Maybe your first baby was born by cesarean and you’ve been told “once a cesarean, always a cesarean.” Or you’ve read about the recent push by obstetricians in the U.S. to have women avoid or delay a “first cesarean” as once you have one, you’re more likely to continue to need to birth this way with future pregnancies.

But your question lingers—“even if I’ve had a cesarean, can I still try to birth vaginally, what’s commonly called normal birth?”

The Vaginal Birth after cesarean debates

You’re not the only one with questions. The benefits and harms of choosing cesarean birth without a medical reason, repeat cesarean birth, and vaginal birth after cesarean (VBAC) are under vigorous debate by experts and women alike.

  • One third—33%—of all births in this country are via cesarean. Federal experts advise that this is far more cesarean births than is needed, especially in light of taking on the short-term and long-term risks of cesarean as compared to normal birth when cesarean isn’t medically needed. In fact, the goals of Healthy People 2020 are national cesarean rates of:
  • 24% among women with low-risk pregnancies who have never had a cesarean birth
  • 82% among women who have had a cesarean birth before. Currently more than 90% of women who have birthed via cesarean continue to do so
  • Despite recommendations from the American College of Obstetricians & Gynecologists (ACOG) about the safety of trying a vaginal birth after cesarean, fewer women are doing so. 20 years ago,
  • 30% of women who had had a cesarean later birthed a baby vaginally. Today, fewer than 10% do.

Experts agree that it’s healthy best to birth normally, and for most women this is possible, even women who have had a cesarean.

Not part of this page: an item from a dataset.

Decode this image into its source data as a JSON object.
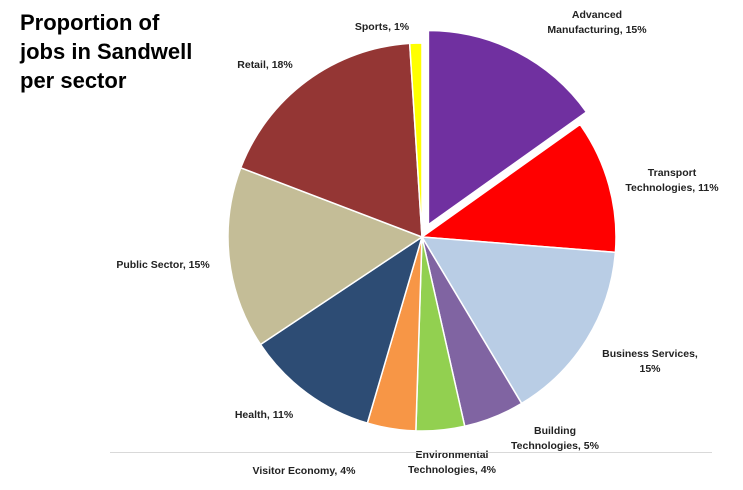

Getting the right information, that is based on research, to help you make decisions about normal birth after cesarean is important.

Exploring the Evidence for Normal Birth after Cesarean

Evidence suggests that the benefits of vaginal birth after cesarean (VBAC) outweigh risks when a previous cesarean was done as a lower uterine transverse incision, and in women who otherwise have no problems that would prevent them from birthing normally.

Benefits of VBAC include:

  • shorter recovery time
  • less blood loss
  • fewer infections
  • fewer problems with blood clots
  • lower rates of injury, illness or death than with cesarean

If you want a larger family, VBAC may help you avoid some of the future consequences related to multiple cesarean births including:

  • hysterectomy
  • bowel or bladder injury
  • transfusion
  • infection
  • problems with the placenta in future pregnancies

In 2010, the doctors of ACOG recommended that most women with one previous cesarean birth with a low transverse incision can consider vaginal birth after cesarean birth, and that their pregnancy care providers should discuss their unique pregnancy circumstances and offer this option to them when possible.

That’s not to say there aren’t risks to VBAC; there is the small but important risk of uterine rupture, and that risk increases with the number of previous cesarean births a woman has had.